Homewood expansion is more poor planning for Tahoe
By Rochelle Nason, League executive director
San Francisco Chronicle
May 8, 2011
Update: Please visit our Homewood Mountain Resort page for the most recent information on this project.
Tahoe's West Shore is an icon of California's natural beauty. Emerald Bay is one of the most photographed spots on Earth. The entire stretch of shoreline and forest, from Camp Richardson to Tahoe City, with its lake vistas and abundance of public lands, provides inspiration to millions of visitors as well as to its tiny local population.
Unfortunately, the area suffers from terrible traffic congestion and air pollution. Evidence of the poor decision making of the past is obvious everywhere: A huge landslide scars Emerald Bay because of road construction. The watershed continues to suffer from past mining practices. Forests and meadows are degraded by logging and grazing. Extensive overdevelopment abounds, even on fragile soils and steep slopes.

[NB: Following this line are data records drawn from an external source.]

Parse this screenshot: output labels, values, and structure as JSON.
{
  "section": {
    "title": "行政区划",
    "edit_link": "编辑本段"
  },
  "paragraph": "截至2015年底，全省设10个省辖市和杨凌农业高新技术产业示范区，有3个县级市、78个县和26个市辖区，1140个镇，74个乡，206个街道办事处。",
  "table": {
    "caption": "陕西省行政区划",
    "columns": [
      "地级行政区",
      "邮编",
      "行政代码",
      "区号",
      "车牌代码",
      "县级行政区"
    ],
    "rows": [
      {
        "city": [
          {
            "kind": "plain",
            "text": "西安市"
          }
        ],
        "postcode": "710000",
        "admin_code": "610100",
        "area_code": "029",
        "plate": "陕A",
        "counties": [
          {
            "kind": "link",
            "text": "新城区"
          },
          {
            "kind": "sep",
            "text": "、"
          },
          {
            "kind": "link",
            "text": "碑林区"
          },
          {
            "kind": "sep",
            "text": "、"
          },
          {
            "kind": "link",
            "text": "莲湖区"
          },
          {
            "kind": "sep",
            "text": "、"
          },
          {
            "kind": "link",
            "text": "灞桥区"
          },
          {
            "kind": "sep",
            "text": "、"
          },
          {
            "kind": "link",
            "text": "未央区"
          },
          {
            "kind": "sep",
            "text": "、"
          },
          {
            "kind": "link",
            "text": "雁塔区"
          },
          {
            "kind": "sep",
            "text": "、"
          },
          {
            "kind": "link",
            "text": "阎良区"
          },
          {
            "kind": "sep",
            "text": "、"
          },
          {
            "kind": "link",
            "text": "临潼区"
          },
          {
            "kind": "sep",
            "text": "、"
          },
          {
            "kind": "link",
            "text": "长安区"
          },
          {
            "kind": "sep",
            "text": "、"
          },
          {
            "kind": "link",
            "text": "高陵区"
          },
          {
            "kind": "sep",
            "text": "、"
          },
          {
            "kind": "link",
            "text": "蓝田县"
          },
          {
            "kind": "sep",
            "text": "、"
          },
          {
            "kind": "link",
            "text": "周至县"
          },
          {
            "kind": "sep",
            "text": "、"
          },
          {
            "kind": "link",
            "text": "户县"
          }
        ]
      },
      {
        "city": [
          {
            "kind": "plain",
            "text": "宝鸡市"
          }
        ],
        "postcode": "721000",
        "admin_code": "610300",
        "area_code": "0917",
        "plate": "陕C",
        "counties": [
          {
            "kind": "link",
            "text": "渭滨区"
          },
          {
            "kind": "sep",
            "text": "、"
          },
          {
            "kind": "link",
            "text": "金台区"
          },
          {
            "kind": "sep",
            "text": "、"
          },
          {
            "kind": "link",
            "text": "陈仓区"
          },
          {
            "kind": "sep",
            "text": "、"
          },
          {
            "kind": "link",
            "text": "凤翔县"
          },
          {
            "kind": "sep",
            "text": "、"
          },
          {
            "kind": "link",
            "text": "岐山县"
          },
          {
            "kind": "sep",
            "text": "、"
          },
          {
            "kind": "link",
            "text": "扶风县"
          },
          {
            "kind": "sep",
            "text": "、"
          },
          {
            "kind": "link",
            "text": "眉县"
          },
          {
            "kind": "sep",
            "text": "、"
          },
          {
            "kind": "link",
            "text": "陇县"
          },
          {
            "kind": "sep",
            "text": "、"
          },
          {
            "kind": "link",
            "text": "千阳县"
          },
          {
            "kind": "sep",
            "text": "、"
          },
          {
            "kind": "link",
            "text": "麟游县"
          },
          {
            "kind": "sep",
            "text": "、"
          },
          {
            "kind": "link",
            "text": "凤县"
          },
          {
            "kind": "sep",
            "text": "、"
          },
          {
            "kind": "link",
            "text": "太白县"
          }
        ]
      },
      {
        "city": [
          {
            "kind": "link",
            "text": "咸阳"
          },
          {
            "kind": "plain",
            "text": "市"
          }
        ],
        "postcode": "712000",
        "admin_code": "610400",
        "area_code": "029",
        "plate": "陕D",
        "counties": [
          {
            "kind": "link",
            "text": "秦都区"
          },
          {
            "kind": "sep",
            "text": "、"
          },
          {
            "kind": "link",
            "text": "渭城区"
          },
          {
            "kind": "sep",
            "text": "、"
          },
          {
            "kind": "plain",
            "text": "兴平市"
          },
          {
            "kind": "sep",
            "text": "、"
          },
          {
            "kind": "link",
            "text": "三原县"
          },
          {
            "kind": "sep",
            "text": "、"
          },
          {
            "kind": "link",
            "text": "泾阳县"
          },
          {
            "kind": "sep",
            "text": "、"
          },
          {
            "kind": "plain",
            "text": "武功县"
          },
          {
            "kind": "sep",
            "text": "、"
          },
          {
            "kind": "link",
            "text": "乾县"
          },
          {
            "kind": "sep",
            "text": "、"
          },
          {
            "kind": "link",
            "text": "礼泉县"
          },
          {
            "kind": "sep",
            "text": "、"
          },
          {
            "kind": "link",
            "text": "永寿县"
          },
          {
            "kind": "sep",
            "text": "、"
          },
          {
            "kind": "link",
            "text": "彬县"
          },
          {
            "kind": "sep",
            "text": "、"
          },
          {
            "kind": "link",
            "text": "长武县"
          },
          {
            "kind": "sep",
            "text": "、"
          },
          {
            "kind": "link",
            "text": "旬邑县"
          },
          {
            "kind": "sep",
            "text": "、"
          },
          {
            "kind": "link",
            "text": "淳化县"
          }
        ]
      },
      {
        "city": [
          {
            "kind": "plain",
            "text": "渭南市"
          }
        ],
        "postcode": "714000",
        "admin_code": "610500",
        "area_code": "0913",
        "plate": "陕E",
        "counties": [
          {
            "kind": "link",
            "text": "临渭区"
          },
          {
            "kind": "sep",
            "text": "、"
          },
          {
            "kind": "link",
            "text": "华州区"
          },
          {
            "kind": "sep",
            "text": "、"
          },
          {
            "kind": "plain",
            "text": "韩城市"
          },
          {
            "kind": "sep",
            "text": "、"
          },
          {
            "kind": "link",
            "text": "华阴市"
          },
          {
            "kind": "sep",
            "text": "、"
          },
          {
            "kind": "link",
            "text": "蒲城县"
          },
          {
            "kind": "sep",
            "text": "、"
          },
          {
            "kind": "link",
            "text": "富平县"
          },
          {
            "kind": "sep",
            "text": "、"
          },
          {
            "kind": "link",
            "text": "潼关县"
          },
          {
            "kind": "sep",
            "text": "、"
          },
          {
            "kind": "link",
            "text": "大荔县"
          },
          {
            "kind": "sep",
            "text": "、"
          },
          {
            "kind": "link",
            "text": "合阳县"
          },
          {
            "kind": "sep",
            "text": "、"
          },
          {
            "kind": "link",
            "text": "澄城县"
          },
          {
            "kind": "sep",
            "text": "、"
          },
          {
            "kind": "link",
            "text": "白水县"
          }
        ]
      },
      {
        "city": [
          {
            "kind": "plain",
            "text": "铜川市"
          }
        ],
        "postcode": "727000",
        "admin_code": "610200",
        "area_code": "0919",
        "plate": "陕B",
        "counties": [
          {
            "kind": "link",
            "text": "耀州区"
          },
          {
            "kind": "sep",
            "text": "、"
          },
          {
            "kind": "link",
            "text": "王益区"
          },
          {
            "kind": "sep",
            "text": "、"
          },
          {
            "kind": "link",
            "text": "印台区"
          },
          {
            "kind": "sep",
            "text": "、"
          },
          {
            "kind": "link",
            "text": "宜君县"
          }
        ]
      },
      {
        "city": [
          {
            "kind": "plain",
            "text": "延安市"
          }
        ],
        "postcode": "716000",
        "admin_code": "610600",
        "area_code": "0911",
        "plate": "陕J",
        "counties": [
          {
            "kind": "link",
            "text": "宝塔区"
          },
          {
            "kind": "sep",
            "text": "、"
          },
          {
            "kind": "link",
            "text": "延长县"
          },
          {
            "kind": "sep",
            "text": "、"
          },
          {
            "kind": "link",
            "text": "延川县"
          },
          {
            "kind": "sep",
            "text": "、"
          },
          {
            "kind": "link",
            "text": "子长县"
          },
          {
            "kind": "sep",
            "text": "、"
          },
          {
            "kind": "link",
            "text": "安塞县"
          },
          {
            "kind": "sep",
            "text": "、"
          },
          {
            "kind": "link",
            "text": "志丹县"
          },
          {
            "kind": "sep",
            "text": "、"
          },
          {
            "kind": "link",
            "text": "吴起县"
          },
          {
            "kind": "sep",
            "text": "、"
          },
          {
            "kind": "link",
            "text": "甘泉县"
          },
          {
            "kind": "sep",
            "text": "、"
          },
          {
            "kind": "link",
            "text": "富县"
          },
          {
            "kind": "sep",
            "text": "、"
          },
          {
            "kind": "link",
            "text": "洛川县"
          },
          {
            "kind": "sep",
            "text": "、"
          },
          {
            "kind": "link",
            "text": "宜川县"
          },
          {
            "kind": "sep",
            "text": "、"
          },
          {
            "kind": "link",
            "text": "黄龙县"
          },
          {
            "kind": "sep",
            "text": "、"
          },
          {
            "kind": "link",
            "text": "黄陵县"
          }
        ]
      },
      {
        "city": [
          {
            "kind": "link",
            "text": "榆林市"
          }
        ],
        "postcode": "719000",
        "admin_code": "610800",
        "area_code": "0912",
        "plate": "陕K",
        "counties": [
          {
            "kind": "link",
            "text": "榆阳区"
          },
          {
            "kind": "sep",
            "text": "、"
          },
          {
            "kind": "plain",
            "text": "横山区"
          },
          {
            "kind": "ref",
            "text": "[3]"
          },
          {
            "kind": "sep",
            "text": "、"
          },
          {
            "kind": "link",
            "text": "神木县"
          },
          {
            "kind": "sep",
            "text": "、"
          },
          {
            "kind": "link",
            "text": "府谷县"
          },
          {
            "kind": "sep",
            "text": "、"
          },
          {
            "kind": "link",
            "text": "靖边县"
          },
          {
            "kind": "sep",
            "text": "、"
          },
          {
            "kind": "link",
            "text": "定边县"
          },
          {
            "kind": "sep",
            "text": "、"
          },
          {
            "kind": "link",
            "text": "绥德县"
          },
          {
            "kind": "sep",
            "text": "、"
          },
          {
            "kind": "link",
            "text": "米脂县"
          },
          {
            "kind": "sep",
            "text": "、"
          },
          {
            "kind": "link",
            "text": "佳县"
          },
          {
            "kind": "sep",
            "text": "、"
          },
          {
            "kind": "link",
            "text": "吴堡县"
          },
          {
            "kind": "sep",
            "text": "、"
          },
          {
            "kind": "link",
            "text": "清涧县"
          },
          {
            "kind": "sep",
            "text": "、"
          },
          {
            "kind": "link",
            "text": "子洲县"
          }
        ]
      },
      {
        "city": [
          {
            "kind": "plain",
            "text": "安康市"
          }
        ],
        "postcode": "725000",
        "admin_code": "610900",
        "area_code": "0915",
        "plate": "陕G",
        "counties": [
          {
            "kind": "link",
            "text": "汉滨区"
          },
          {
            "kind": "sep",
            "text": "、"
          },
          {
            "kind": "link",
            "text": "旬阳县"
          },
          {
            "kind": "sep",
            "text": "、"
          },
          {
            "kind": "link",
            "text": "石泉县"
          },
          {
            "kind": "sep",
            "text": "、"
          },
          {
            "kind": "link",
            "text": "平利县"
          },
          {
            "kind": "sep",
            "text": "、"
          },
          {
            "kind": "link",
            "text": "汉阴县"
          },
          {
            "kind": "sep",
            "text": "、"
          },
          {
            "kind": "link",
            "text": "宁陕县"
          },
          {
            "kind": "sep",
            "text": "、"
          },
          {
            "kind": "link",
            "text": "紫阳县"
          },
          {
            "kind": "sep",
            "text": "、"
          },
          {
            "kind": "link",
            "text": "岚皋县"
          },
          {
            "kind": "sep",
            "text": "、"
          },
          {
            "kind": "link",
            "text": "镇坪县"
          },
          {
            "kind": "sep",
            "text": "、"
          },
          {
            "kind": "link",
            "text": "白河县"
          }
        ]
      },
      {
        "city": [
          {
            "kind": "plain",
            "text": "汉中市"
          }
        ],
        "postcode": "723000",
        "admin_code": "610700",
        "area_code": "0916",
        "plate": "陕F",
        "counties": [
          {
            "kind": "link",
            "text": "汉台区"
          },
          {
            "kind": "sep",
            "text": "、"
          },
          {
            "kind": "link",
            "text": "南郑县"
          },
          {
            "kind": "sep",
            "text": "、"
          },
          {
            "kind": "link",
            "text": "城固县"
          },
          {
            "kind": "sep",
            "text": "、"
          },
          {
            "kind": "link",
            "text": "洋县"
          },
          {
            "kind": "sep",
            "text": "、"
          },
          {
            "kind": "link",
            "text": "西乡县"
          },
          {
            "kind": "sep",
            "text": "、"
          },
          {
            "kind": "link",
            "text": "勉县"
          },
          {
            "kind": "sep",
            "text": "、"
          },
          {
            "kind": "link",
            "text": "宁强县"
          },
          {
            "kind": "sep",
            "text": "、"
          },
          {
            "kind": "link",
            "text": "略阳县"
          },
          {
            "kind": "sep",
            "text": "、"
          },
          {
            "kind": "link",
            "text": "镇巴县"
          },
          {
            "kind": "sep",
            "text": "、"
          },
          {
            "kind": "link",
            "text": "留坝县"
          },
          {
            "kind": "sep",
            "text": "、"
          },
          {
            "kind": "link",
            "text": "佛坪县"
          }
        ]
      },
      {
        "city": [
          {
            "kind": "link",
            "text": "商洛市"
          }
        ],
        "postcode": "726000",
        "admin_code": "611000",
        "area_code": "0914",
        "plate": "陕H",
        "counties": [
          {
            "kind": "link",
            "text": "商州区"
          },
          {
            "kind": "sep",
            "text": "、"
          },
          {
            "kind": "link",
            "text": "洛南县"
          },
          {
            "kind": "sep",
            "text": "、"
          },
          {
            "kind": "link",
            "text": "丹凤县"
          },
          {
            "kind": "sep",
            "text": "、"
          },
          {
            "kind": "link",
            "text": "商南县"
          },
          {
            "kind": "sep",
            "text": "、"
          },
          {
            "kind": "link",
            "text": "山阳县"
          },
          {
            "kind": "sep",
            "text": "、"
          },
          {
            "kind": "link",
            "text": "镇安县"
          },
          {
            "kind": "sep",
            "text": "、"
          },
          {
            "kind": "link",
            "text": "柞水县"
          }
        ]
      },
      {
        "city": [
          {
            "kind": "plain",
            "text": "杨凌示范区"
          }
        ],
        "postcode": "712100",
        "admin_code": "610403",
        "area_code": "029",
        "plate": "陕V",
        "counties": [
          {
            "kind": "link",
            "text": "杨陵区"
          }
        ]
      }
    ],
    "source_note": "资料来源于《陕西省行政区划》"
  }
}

Is our society capable of making better decisions today? Some are hailing a proposed expansion of Homewood Mountain Resort as part of the solution to the West Shore's environmental problems. But we at the League to Save Lake Tahoe (known for our motto "Keep Tahoe Blue") believe this proposal must be downsized and improved to protect and enhance the watershed, scenery and other environmental features and to avoid worsening traffic congestion.
We recognize the challenge facing the developer. When JMA Ventures purchased the property at the height of the real estate boom in 2006, it assumed expensive legal and moral obligations to stop the property from polluting the lake and to reduce wildfire risk. But we are deeply concerned at its proposal for a host of rule changes to squeeze hundreds of condo and hotel rooms into this small community. Further, changing the protective rules at Homewood could lead to similar transformative changes throughout the Lake Tahoe Basin - yet no analysis of such dramatic changes has been done.
The developer argues that, if it must abide by the limits in effect when it purchased the property, it will have to either sell the property or shut down the ski resort and find another use for the land. However, there is no persuasive evidence that a smaller project could not be economically feasible.
A better vision for Lake Tahoe would direct intensive development to sites near transportation hubs, housing and existing infrastructure. We have helped make this model a success on the South Shore. But today, piecemeal planning is resulting in large project proposals that move development from urbanized casino areas to less appropriate areas - a sad step backward in land-use planning.
The league is urging the developer to work with the community, conservation groups and regulators to create a vision for the resort that all can support - one that does not sacrifice long-term conservation for short-term economic benefits.
More fundamentally, we are asking the Tahoe Regional Planning Agency to consider: How much additional development can the West Shore of Lake Tahoe sustain? What development rules should apply to the basin as a whole? What is the big-picture plan to save the lake? We owe it to future generations to plan carefully to keep Tahoe blue.
— Rochelle Nason is the executive director of the League to Save Lake Tahoe.
This article first appeared in the San Francisco Chronicle.